What if there were a way of building a million new affordable homes within five years while at the same time cutting government spending radically?

This paper shows that there is. It involves:

  1. Measures to reduce the cost of land: changes to capital gains tax and planning rules that help ensure more of the value created by planning decisions benefits taxpayers and tenants.
  2. Measures to reduce the cost of capital for new homes: bonds with returns linked to the retail price index, and designed to allow housing benefit to be paid directly to bond holders, combined with new financial structures; these measures may push down the cost of capital to the point where it is economic to replace government capital grants (to build houses) with revenue grants (to support interest payments), but even if they don’t, they will make capital grants go a lot further.
  3. Measures to increase landlords’ operating margin: a tier of housing between existing social housing and the private sector, with somewhat higher rents and lower operating costs than at present.

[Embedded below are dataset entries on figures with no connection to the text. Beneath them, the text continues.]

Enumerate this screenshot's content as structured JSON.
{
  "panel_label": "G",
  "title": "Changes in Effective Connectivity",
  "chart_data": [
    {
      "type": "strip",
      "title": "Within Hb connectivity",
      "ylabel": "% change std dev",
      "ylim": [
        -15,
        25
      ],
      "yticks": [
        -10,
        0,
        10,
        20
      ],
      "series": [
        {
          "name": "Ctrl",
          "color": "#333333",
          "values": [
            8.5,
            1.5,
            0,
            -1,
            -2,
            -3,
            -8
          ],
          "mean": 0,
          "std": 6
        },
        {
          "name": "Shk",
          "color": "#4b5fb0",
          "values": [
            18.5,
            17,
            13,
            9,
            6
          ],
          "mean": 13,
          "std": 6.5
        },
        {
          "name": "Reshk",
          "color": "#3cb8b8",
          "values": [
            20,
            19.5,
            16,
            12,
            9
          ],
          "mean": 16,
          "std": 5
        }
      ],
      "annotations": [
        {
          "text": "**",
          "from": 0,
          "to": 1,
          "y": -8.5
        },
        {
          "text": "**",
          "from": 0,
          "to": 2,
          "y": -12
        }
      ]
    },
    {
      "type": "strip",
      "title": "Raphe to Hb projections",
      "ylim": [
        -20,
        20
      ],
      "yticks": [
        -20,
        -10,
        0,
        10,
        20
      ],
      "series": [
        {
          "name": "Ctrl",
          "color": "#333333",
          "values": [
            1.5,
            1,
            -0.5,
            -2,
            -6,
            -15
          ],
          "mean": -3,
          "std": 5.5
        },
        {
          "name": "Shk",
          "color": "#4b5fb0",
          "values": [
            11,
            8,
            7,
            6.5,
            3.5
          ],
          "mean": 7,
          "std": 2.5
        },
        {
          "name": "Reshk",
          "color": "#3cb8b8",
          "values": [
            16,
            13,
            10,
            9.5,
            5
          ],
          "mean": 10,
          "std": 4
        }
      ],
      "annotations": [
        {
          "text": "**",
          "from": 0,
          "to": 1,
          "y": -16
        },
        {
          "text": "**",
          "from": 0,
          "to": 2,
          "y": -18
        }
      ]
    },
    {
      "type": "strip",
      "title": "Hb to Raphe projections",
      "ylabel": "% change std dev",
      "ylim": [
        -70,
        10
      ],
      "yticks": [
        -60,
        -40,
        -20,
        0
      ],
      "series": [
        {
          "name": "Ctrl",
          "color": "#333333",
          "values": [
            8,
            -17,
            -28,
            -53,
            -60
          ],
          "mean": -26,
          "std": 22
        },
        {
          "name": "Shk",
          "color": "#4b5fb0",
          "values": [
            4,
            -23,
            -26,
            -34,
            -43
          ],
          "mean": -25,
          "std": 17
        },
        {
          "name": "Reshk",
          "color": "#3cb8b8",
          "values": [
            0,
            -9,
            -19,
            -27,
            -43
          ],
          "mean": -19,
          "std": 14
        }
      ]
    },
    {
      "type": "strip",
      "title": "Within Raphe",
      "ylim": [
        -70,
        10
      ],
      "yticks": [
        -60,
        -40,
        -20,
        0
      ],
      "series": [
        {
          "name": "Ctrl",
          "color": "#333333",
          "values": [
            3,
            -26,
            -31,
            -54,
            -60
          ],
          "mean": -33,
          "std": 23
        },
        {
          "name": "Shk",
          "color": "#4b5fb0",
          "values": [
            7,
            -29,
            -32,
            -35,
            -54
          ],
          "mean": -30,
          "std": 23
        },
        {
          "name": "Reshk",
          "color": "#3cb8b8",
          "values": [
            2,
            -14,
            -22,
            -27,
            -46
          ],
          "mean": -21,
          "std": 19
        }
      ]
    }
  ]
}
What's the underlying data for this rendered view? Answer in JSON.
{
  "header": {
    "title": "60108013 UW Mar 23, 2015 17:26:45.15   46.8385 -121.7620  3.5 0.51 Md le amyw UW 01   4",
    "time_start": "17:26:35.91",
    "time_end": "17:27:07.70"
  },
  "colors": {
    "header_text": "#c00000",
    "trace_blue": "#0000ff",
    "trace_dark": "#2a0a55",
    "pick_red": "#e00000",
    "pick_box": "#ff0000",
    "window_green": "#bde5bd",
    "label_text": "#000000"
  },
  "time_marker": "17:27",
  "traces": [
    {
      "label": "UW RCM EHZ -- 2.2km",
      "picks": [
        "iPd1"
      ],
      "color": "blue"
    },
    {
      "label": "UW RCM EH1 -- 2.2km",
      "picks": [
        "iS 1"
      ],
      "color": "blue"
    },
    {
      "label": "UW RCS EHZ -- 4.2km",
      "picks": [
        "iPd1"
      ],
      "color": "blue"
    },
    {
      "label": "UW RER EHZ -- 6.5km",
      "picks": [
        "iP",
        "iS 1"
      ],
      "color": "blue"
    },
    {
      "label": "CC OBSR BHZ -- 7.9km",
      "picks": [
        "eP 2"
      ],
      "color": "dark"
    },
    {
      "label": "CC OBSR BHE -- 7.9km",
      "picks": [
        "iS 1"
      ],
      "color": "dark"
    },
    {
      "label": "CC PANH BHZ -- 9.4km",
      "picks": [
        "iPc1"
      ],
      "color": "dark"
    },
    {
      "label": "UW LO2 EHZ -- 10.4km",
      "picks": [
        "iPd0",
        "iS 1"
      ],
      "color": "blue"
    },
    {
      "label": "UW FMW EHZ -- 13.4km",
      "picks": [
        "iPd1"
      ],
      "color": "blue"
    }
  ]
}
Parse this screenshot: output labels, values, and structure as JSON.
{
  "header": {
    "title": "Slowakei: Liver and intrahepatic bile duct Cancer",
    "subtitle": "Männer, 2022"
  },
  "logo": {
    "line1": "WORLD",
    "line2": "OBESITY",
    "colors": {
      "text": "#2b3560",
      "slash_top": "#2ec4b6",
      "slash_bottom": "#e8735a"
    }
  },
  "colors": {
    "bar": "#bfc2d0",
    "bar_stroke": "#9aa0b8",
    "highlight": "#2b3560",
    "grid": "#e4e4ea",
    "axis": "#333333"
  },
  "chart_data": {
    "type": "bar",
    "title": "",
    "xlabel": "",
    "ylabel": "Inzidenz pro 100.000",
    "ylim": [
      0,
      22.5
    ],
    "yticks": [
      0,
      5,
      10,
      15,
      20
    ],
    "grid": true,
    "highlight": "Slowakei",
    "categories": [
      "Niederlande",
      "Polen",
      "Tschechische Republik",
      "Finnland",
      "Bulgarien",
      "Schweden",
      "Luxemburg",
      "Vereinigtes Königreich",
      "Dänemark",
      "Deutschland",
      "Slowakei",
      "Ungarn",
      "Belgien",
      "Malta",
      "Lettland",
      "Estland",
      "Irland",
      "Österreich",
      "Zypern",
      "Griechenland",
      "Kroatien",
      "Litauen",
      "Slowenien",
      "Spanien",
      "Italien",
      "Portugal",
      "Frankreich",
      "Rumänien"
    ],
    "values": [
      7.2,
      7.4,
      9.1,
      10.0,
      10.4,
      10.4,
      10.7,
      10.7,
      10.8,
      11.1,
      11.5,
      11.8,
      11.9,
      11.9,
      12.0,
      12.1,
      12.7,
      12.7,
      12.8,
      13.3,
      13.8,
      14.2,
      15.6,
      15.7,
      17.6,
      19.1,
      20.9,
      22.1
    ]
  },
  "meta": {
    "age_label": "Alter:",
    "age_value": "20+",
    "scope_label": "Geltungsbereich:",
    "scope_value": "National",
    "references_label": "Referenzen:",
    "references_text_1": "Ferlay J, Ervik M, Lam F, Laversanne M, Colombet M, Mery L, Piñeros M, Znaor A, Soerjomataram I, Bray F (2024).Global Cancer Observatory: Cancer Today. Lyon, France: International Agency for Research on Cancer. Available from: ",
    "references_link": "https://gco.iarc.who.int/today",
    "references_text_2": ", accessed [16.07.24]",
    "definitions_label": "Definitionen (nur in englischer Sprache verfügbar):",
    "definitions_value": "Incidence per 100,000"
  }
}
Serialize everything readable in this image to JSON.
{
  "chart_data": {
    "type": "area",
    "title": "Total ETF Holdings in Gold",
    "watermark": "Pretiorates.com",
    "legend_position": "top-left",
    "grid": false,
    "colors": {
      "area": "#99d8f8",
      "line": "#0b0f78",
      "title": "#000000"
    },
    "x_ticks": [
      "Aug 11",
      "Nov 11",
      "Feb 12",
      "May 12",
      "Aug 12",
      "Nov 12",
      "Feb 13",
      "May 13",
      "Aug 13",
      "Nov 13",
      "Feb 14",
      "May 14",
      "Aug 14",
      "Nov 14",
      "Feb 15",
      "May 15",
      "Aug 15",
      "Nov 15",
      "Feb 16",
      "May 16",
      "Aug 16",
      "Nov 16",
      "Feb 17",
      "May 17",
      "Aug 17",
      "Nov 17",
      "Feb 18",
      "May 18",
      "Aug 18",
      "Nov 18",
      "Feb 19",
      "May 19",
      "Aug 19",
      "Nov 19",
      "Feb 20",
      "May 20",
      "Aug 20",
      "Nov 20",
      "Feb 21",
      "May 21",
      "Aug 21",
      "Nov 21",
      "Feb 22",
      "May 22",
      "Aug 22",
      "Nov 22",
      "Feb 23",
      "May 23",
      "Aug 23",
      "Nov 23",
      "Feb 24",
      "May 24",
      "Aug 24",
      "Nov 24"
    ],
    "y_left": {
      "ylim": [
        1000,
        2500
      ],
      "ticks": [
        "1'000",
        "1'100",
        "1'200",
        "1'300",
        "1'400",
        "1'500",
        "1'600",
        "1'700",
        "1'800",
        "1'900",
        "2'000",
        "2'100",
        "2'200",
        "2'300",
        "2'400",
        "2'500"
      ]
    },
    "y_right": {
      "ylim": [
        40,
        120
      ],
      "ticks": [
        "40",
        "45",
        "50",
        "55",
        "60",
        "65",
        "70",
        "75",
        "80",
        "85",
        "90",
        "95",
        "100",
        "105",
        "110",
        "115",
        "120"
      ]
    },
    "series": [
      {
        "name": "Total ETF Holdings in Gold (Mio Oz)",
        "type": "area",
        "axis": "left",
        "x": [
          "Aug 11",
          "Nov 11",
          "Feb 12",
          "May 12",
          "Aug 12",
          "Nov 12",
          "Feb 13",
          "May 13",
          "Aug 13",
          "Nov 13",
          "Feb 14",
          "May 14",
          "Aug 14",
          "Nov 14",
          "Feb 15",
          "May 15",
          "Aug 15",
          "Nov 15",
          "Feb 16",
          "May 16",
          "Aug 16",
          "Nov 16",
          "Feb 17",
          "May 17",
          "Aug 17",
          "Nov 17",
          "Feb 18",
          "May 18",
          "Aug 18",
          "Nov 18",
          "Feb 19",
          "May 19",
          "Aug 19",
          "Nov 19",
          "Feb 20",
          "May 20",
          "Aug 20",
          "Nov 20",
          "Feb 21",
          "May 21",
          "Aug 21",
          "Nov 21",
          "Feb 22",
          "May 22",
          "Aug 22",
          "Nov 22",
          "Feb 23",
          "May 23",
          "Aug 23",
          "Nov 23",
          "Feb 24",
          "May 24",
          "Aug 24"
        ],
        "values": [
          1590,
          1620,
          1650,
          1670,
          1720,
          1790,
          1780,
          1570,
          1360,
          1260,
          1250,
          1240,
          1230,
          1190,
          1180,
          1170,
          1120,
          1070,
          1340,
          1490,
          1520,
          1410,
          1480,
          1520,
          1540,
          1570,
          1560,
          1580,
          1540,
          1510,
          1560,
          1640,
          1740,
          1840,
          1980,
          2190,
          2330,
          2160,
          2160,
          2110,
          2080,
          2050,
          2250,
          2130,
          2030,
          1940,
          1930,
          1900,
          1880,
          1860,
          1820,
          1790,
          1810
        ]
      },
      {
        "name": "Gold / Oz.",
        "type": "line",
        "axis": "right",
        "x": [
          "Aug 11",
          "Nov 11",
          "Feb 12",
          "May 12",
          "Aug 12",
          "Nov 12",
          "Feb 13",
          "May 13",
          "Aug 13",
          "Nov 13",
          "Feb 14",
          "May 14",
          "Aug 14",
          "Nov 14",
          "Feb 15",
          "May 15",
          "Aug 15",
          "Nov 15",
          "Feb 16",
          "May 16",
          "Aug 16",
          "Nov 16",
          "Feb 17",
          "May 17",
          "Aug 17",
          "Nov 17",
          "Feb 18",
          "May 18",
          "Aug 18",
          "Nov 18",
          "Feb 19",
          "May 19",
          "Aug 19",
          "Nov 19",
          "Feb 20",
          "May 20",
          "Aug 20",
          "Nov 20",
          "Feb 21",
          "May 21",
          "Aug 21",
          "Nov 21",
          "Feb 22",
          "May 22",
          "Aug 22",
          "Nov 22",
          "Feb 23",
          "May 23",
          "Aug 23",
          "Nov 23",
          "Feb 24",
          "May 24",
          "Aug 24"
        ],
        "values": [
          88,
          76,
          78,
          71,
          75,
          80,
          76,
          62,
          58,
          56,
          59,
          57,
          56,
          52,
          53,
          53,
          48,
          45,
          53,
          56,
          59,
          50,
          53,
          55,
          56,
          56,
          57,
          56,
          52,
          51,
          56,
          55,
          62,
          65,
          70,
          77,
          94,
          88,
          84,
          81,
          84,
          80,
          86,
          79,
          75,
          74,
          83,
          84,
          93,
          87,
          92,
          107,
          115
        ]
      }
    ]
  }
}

Depending on assumptions, these measures would lead to savings ranging from one-third of those proposed by the government to over £1 billion a year more than those proposed.

This paper is not a definitive analysis. It is illustrative and identifies a number of potential problems and uncertainties. We strongly believe, however, that the scale of the potential prize – serious inroads into Britain’s housing problems within existing public sector financial constraints – justifies examining the issue in more detail. Accordingly we are inviting others to join us in a more comprehensive project.